Jones headlines the second Blues and Brews Festival at the Amphitheater, with fellow acts Mel Waiters, Shirley Brown, T.K. Soul, O.B. Buchana and Lacee. The fest features a beer garden from 5:30-7:30 p.m., where attendees can enjoy free samples of new beers.
The Birmingham-raised Jones, a Crimson Tide fan, is more than happy to make a second stop to the festival after what he called an electrifying performance at last year’s Blues and Brews. Jones has made a name for himself since arriving on the scene in 2000 with hits like “Is There Anybody Lonely,” “Friday” and “Just Can’t Let Go.”
“My act is staying pretty on the stage and making the girls scream,” Jones said. “It gives me an adrenaline rush, making something sexy on stage that the women love.”
Jones might have taken a page from soul singer Marvin Sease’s book.

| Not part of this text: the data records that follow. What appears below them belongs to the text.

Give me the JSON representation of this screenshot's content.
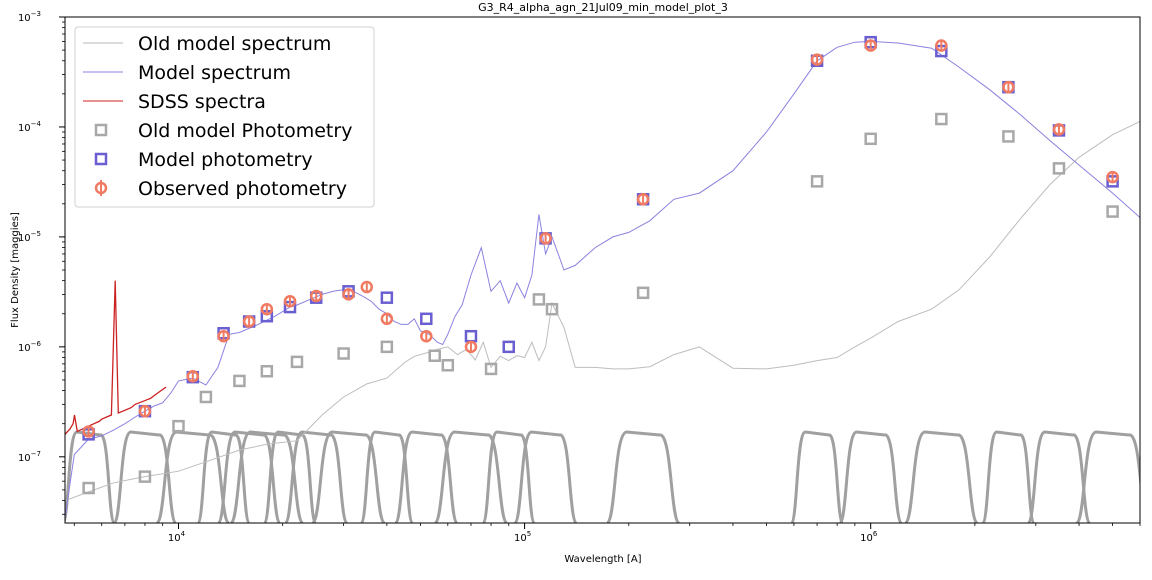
{
  "chart_data": {
    "type": "scatter",
    "title": "G3_R4_alpha_agn_21Jul09_min_model_plot_3",
    "xlabel": "Wavelength [A]",
    "ylabel": "Flux Density [maggies]",
    "xscale": "log",
    "yscale": "log",
    "xlim": [
      4700,
      6000000
    ],
    "ylim": [
      2.5e-08,
      0.001
    ],
    "x_major_ticks": [
      {
        "value": 10000,
        "base": "10",
        "exp": "4"
      },
      {
        "value": 100000,
        "base": "10",
        "exp": "5"
      },
      {
        "value": 1000000,
        "base": "10",
        "exp": "6"
      }
    ],
    "y_major_ticks": [
      {
        "value": 1e-07,
        "base": "10",
        "exp": "−7"
      },
      {
        "value": 1e-06,
        "base": "10",
        "exp": "−6"
      },
      {
        "value": 1e-05,
        "base": "10",
        "exp": "−5"
      },
      {
        "value": 0.0001,
        "base": "10",
        "exp": "−4"
      },
      {
        "value": 0.001,
        "base": "10",
        "exp": "−3"
      }
    ],
    "grid": false,
    "legend_position": "top-left",
    "legend": [
      {
        "label": "Old model spectrum",
        "kind": "line",
        "color": "#b8b8b8"
      },
      {
        "label": "Model spectrum",
        "kind": "line",
        "color": "#8a82e0"
      },
      {
        "label": "SDSS spectra",
        "kind": "line",
        "color": "#cc2222"
      },
      {
        "label": "Old model Photometry",
        "kind": "square",
        "color": "#a8a8a8"
      },
      {
        "label": "Model photometry",
        "kind": "square",
        "color": "#6a5fd0"
      },
      {
        "label": "Observed photometry",
        "kind": "circle-errorbar",
        "color": "#f07a62"
      }
    ],
    "colors": {
      "old_model": "#bdbdbd",
      "model": "#8a82e0",
      "sdss": "#cc2222",
      "old_phot": "#a8a8a8",
      "model_phot": "#6a5fd0",
      "obs_phot": "#f07a62",
      "filters": "#a0a0a0"
    },
    "series": [
      {
        "name": "Old model spectrum",
        "style": "line",
        "x": [
          4700,
          5500,
          6500,
          8000,
          10000,
          12000,
          15000,
          18000,
          22000,
          26000,
          30000,
          35000,
          40000,
          45000,
          48000,
          52000,
          56000,
          60000,
          64000,
          68000,
          72000,
          76000,
          80000,
          85000,
          90000,
          95000,
          100000,
          105000,
          110000,
          115000,
          120000,
          130000,
          140000,
          160000,
          180000,
          200000,
          230000,
          270000,
          320000,
          400000,
          500000,
          600000,
          700000,
          800000,
          900000,
          1000000,
          1200000,
          1500000,
          1800000,
          2200000,
          2700000,
          3300000,
          4000000,
          5000000,
          6000000
        ],
        "y": [
          4e-08,
          4.8e-08,
          5.8e-08,
          6.6e-08,
          7.4e-08,
          9e-08,
          1.15e-07,
          1.3e-07,
          1.4e-07,
          2.4e-07,
          3.5e-07,
          4.6e-07,
          5.2e-07,
          7.2e-07,
          8.2e-07,
          8.8e-07,
          9.5e-07,
          1e-06,
          8.5e-07,
          9.5e-07,
          7.6e-07,
          1.1e-06,
          6.5e-07,
          8.2e-07,
          7.5e-07,
          8.3e-07,
          8e-07,
          1.1e-06,
          7.5e-07,
          1e-06,
          2.5e-06,
          1.5e-06,
          6.5e-07,
          6.5e-07,
          6.3e-07,
          6.3e-07,
          6.6e-07,
          8.5e-07,
          1e-06,
          6.4e-07,
          6.3e-07,
          6.8e-07,
          7.5e-07,
          8e-07,
          1e-06,
          1.2e-06,
          1.7e-06,
          2.2e-06,
          3.3e-06,
          6.5e-06,
          1.45e-05,
          3e-05,
          5.3e-05,
          8.5e-05,
          0.000112
        ]
      },
      {
        "name": "Model spectrum",
        "style": "line",
        "x": [
          4700,
          5000,
          5500,
          6000,
          6500,
          7000,
          7500,
          8000,
          8500,
          9000,
          9500,
          10000,
          11000,
          12000,
          13000,
          14000,
          15000,
          17000,
          19000,
          21000,
          22000,
          24000,
          26000,
          28000,
          30000,
          32000,
          34000,
          36000,
          38000,
          40000,
          42000,
          44000,
          46000,
          48000,
          50000,
          53000,
          56000,
          58000,
          60000,
          63000,
          66000,
          70000,
          75000,
          80000,
          85000,
          90000,
          95000,
          100000,
          105000,
          110000,
          115000,
          120000,
          130000,
          140000,
          160000,
          180000,
          200000,
          230000,
          270000,
          320000,
          400000,
          500000,
          600000,
          700000,
          800000,
          900000,
          1000000,
          1200000,
          1500000,
          1800000,
          2200000,
          2700000,
          3300000,
          4000000,
          5000000,
          6000000
        ],
        "y": [
          2.8e-08,
          1.05e-07,
          1.45e-07,
          1.55e-07,
          1.75e-07,
          2e-07,
          2.3e-07,
          2.6e-07,
          2.9e-07,
          3.1e-07,
          3.8e-07,
          4.9e-07,
          5.2e-07,
          4.5e-07,
          6.5e-07,
          1.3e-06,
          1.35e-06,
          1.6e-06,
          1.9e-06,
          2.3e-06,
          2.4e-06,
          2.7e-06,
          3e-06,
          3.2e-06,
          3.3e-06,
          3.2e-06,
          2.9e-06,
          2.6e-06,
          2.2e-06,
          2e-06,
          1.7e-06,
          1.6e-06,
          1.6e-06,
          1.8e-06,
          1.4e-06,
          1.3e-06,
          1.1e-06,
          1.05e-06,
          1.3e-06,
          1.9e-06,
          2.4e-06,
          4.5e-06,
          8e-06,
          3.2e-06,
          4e-06,
          2.5e-06,
          3.8e-06,
          2.8e-06,
          4.5e-06,
          1.6e-05,
          7e-06,
          1e-05,
          5e-06,
          5.5e-06,
          8e-06,
          1e-05,
          1.1e-05,
          1.4e-05,
          2.2e-05,
          2.5e-05,
          4e-05,
          9e-05,
          0.0002,
          0.0004,
          0.00053,
          0.00059,
          0.0006,
          0.00058,
          0.00052,
          0.00035,
          0.00022,
          0.00013,
          7.5e-05,
          4.5e-05,
          2.5e-05,
          1.5e-05
        ]
      },
      {
        "name": "SDSS spectra",
        "style": "line",
        "x": [
          3600,
          3650,
          3700,
          3750,
          3800,
          3850,
          3900,
          3950,
          4000,
          4100,
          4200,
          4300,
          4340,
          4400,
          4500,
          4600,
          4700,
          4861,
          4959,
          5007,
          5100,
          5200,
          5300,
          5400,
          5500,
          5600,
          5700,
          5800,
          5900,
          6000,
          6200,
          6400,
          6563,
          6700,
          6900,
          7100,
          7300,
          7500,
          7700,
          7900,
          8100,
          8300,
          8500,
          8700,
          8900,
          9100,
          9200
        ],
        "y": [
          1.1e-07,
          1e-07,
          1.15e-07,
          1.1e-07,
          1.2e-07,
          1.15e-07,
          1.2e-07,
          1.25e-07,
          1.3e-07,
          1.35e-07,
          1.4e-07,
          1.45e-07,
          1.6e-07,
          1.5e-07,
          1.55e-07,
          1.5e-07,
          1.6e-07,
          1.8e-07,
          2e-07,
          2.4e-07,
          1.7e-07,
          1.75e-07,
          1.8e-07,
          1.85e-07,
          1.9e-07,
          1.95e-07,
          2e-07,
          2.05e-07,
          2.1e-07,
          2.2e-07,
          2.3e-07,
          2.4e-07,
          4e-06,
          2.5e-07,
          2.6e-07,
          2.7e-07,
          2.8e-07,
          3e-07,
          3.1e-07,
          3.2e-07,
          3.3e-07,
          3.4e-07,
          3.6e-07,
          3.8e-07,
          4e-07,
          4.2e-07,
          4.3e-07
        ]
      },
      {
        "name": "Old model Photometry",
        "style": "square",
        "x": [
          5500,
          8000,
          10000,
          12000,
          15000,
          18000,
          22000,
          30000,
          40000,
          55000,
          60000,
          80000,
          110000,
          120000,
          220000,
          700000,
          1000000,
          1600000,
          2500000,
          3500000,
          5000000
        ],
        "y": [
          5.2e-08,
          6.6e-08,
          1.9e-07,
          3.5e-07,
          4.9e-07,
          6e-07,
          7.3e-07,
          8.7e-07,
          1e-06,
          8.3e-07,
          6.8e-07,
          6.3e-07,
          2.7e-06,
          2.2e-06,
          3.1e-06,
          3.2e-05,
          7.8e-05,
          0.000118,
          8.2e-05,
          4.2e-05,
          1.7e-05
        ]
      },
      {
        "name": "Model photometry",
        "style": "square",
        "x": [
          5500,
          8000,
          11000,
          13500,
          16000,
          18000,
          21000,
          25000,
          31000,
          40000,
          52000,
          70000,
          90000,
          115000,
          220000,
          700000,
          1000000,
          1600000,
          2500000,
          3500000,
          5000000
        ],
        "y": [
          1.6e-07,
          2.6e-07,
          5.3e-07,
          1.33e-06,
          1.7e-06,
          1.9e-06,
          2.3e-06,
          2.8e-06,
          3.2e-06,
          2.8e-06,
          1.8e-06,
          1.25e-06,
          1e-06,
          9.7e-06,
          2.2e-05,
          0.0004,
          0.00059,
          0.00049,
          0.00023,
          9.3e-05,
          3.2e-05
        ]
      },
      {
        "name": "Observed photometry",
        "style": "circle",
        "x": [
          5500,
          8000,
          11000,
          13500,
          16000,
          18000,
          21000,
          25000,
          31000,
          35000,
          40000,
          52000,
          70000,
          115000,
          220000,
          700000,
          1000000,
          1600000,
          2500000,
          3500000,
          5000000
        ],
        "y": [
          1.7e-07,
          2.6e-07,
          5.4e-07,
          1.25e-06,
          1.7e-06,
          2.2e-06,
          2.6e-06,
          2.9e-06,
          3e-06,
          3.5e-06,
          1.8e-06,
          1.25e-06,
          1e-06,
          9.7e-06,
          2.2e-05,
          0.00041,
          0.00055,
          0.00055,
          0.00023,
          9.5e-05,
          3.5e-05
        ]
      }
    ]
  }
}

Sease, nicknamed “The Candy Licker” and known for his racy lyrics and passionate female audience, helped guide Jones early in his career. Before Jones hit it big, he toured with Sease for 7½ years and said The Candy Licker taught him everything he knows.
Jones describes his music as a gumbo pot, and he’s avoided falling under one specific genre.
“When I decided to first get off into it, I loved the blues,” Jones said. “But I thought everybody’s singing blues and everybody’s singing R&B, what if I take a mixture with it? I was just kind of joking, but I tried it and ladies loved it.”
Little more than a decade later after that first musical gumbo pot, Jones now headlines T-Town’s Blues and Brews Fest with legends like Shirley Brown. But for Jones, it’s like playing with family, since most of the lineup performs regularly together in festivals and tours like the “Blues is Alright” event every year.
Despite his success, Jones will still always be the young guy to his peers.
“It’s weird when Bobby Blue Bland’s tapping you on the back of your head saying ‘Hey youngster,’ but they’ve taught me how to sustain a career,” Jones said.
Jade Nicole, DJ and News and Public Relations Director at WTUG, said the station’s audience is very excited for Sir Charles Jones and the festival’s return. The “R&B and Old-School” station helped host last year’s Blues and Brews Fest, and Nicole is happy the turnout of last year’s helped bring a second installment.
“I liked the audience interaction,” Nicole said. “They seemed very interested in the show. T.K. Soul had a line dance to go into the show, with the audience from the first couple of rows.”
Nicole said she’s most excited to see Lacee, one of the newer faces on the scene, and to be able to do so in Tuscaloosa.
“We don’t really have many venues for artists here in town, but the Amphitheater has turned out to be a great venue, and people love to have an outdoor blues festival,” Nicole said.
The Alabama Blues Project is a non-profit organization started in 1995 to promote and preserve Alabama blues through camps, after-school programs, and many other projects. ABP co-founder and former executive director Bond said she’s happy to see the Amphitheater’s support of the blues, and particularly soul blues, which can get overlooked.
“I’ve personally been a big fan of Shirley Brown for forever,” Bond said. “She’s wonderful. She’s definitely one of those soul blues ballad singers, probably most famous for her song ‘Woman to Woman.’
“The blues is alive and well, but still doesn’t get the recognition it deserves.”
Bond said the blues are there, if you know where to look for them. Right now, you can head up to Florence for its annual W.C. Handy Festival this month, or over to Bessemer to Gip’s Place, a historic juke joint run by an 83-year-old man.
“It’s like the world is slowly but surely realizing we have this rich blues heritage and all kinds of great musicians,” Bond said.
If you don’t want to leave Tuscaloosa to get your blues fix, the Amphitheater’s got you covered. In addition to the Blues and Brews Fest, the legendary B.B. King and Tedeschi Trucks Band, which won a Grammy for its debut album, make a stop on Aug. 25.
Tickets are still on sale for Saturday’s Blues and Brews Fest. They currently run $16.75, $30.75 and $40.75, but the day of the show, prices will go up to $25.25, $35.25 and $45.25.
The prices include both the music and the free brews, the latter of which has Sir Charles’ support.
“Sit down, let your problems sit aside, drink a little beer, maybe a little Jack Daniels, and enjoy yourself,” Jones said. “You can escape the world, and leave your problems behind, hear and feel what you want to feel.”